Mike Ayala: That’s such, that’s so good. It’s hard not to be emotionally attached, especially to that outcome and not take it personal. It’s so much value there.

Jill Coleman: I read this book years ago by a, I forget his name, Ryan Blair. I forget the name of the book. But anyway, he says he has a mantra that he says, the path is all math. And I love that because it’s a reminder to me that like, I don’t need to get emotionally attached to something. Like, where’s it breaking down? Somewhere in here, something isn’t happening the way it needs to be happening for this to be successful. So what is that? And it’s just a reminder for all of us to just stay as objective as possible, but to your point, yeah, it’s hard. You know, it’s funny. I talked to my girlfriends who are employees and they do projects all the time, and their projects don’t always go really well all the time, but they just go, well, we’ll just try again next time.  But if it’s your business, it’s so easy to take it so personally.
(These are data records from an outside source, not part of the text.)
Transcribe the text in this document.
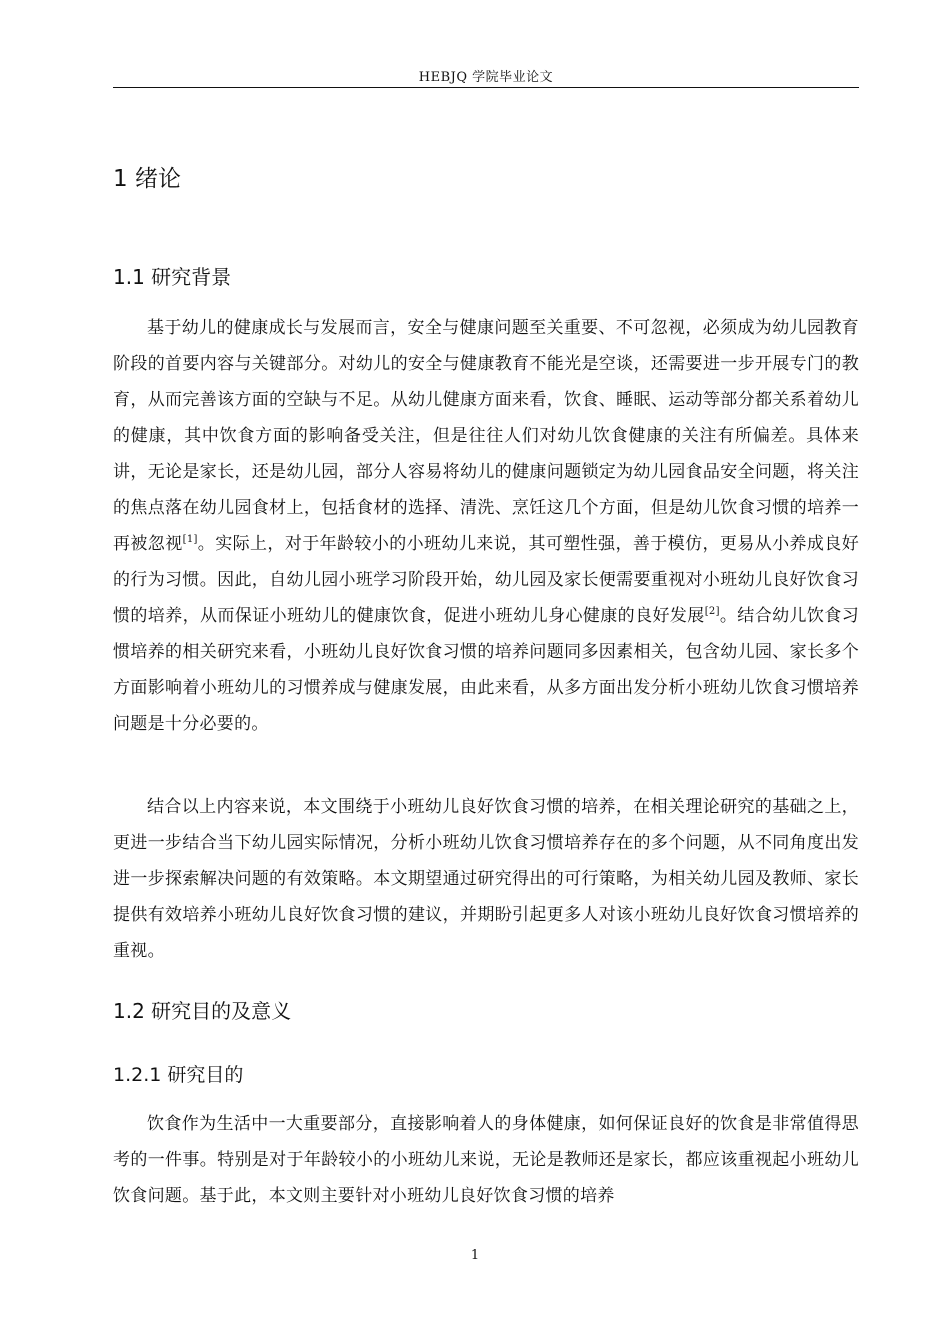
HEBJQ 学院毕业论文
1 绪论
1.1 研究背景

基于幼儿的健康成长与发展而言，安全与健康问题至关重要、不可忽视，必须成为幼儿园教育阶段的首要内容与关键部分。对幼儿的安全与健康教育不能光是空谈，还需要进一步开展专门的教育，从而完善该方面的空缺与不足。从幼儿健康方面来看，饮食、睡眠、运动等部分都关系着幼儿的健康，其中饮食方面的影响备受关注，但是往往人们对幼儿饮食健康的关注有所偏差。具体来讲，无论是家长，还是幼儿园，部分人容易将幼儿的健康问题锁定为幼儿园食品安全问题，将关注的焦点落在幼儿园食材上，包括食材的选择、清洗、烹饪这几个方面，但是幼儿饮食习惯的培养一再被忽视[1]。实际上，对于年龄较小的小班幼儿来说，其可塑性强，善于模仿，更易从小养成良好的行为习惯。因此，自幼儿园小班学习阶段开始，幼儿园及家长便需要重视对小班幼儿良好饮食习惯的培养，从而保证小班幼儿的健康饮食，促进小班幼儿身心健康的良好发展[2]。结合幼儿饮食习惯培养的相关研究来看，小班幼儿良好饮食习惯的培养问题同多因素相关，包含幼儿园、家长多个方面影响着小班幼儿的习惯养成与健康发展，由此来看，从多方面出发分析小班幼儿饮食习惯培养问题是十分必要的。

结合以上内容来说，本文围绕于小班幼儿良好饮食习惯的培养，在相关理论研究的基础之上，更进一步结合当下幼儿园实际情况，分析小班幼儿饮食习惯培养存在的多个问题，从不同角度出发进一步探索解决问题的有效策略。本文期望通过研究得出的可行策略，为相关幼儿园及教师、家长提供有效培养小班幼儿良好饮食习惯的建议，并期盼引起更多人对该小班幼儿良好饮食习惯培养的重视。

1.2 研究目的及意义
1.2.1 研究目的

饮食作为生活中一大重要部分，直接影响着人的身体健康，如何保证良好的饮食是非常值得思考的一件事。特别是对于年龄较小的小班幼儿来说，无论是教师还是家长，都应该重视起小班幼儿饮食问题。基于此，本文则主要针对小班幼儿良好饮食习惯的培养

1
You know, but if you’re working for someone else to like, well, you know, better luck next time, or like, okay, we can do a couple of things. You don’t take it as seriously. I always say like, take your results seriously, but don’t take them personally. Like to me, I’m like a clinician, like, cool, let’s do a full debrief. To me, that’s not scary. You know, I like talking about things that didn’t go up, because that’s the only way I can start making them better.

Mike Ayala: That is such a good point. And so powerful. I mean, just the conversation. I watch my employee sometimes and I feel more emotionally connected to the outcome sometimes. And separating that has been a valuable lesson to me. And the way you just said that is so powerful, because again, from a project management side, I mean, a lot of people don’t take it as personal as we do. I had somebody tell me one time, like you don’t realize how ugly your baby is and, and everybody else can see it. And he was talking about my business specifically. It was like a mentor of mine. And I took that so personal because he was talking specifically about my business and he’s like, listen, if this was the same scenario, when you were working for your employer previously, would you be this emotional about it? And it’s like, no, I wouldn’t be. And he’s like, it’s because you’re, it’s your child. And I’m like, Oh, it was such a turning point for me.
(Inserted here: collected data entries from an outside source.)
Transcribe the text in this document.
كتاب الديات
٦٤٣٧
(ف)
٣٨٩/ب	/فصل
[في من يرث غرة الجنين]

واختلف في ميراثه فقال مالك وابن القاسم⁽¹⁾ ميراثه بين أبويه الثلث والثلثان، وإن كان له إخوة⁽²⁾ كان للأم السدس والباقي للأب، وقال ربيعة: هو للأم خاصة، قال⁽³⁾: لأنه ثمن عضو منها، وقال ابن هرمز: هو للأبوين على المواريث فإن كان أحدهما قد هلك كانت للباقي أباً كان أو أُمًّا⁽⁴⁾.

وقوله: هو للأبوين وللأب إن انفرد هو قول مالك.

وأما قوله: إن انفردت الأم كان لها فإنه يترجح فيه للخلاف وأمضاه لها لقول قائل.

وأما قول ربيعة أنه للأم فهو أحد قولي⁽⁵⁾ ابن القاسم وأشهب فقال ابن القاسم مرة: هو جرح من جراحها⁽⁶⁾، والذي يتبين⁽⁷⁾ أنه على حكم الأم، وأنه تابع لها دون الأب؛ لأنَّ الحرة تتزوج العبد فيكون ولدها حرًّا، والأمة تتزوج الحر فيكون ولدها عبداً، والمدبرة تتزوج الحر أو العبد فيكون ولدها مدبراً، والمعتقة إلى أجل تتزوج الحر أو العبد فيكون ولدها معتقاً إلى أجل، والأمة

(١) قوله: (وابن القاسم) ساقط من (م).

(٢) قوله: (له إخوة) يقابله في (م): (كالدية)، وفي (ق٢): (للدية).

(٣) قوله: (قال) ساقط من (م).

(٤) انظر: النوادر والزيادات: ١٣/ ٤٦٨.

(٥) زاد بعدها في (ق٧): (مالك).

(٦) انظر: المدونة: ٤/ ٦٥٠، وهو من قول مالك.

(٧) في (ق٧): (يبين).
Jill Coleman: And it’s also good to remind us as people who are employing others, that they’ll never going to love us as much as, why would they? That’s not a knock against them. That’s just like the reality of the situation. And so realizing that no one’s going to care as much about your baby and your business as you are, kind of gives me a sense of freedom. I don’t need to blame someone else. I’m like, cool. Like, they’re there, and they want to work, but they’re not like they’re not so emotionally attached to this being successful. So, I mean, I think there’s ways that you can get your employees excited about the outcome and incentivize them to care more. But I don’t know that, you know, at the end of the day, they’re just never going to as much as you are.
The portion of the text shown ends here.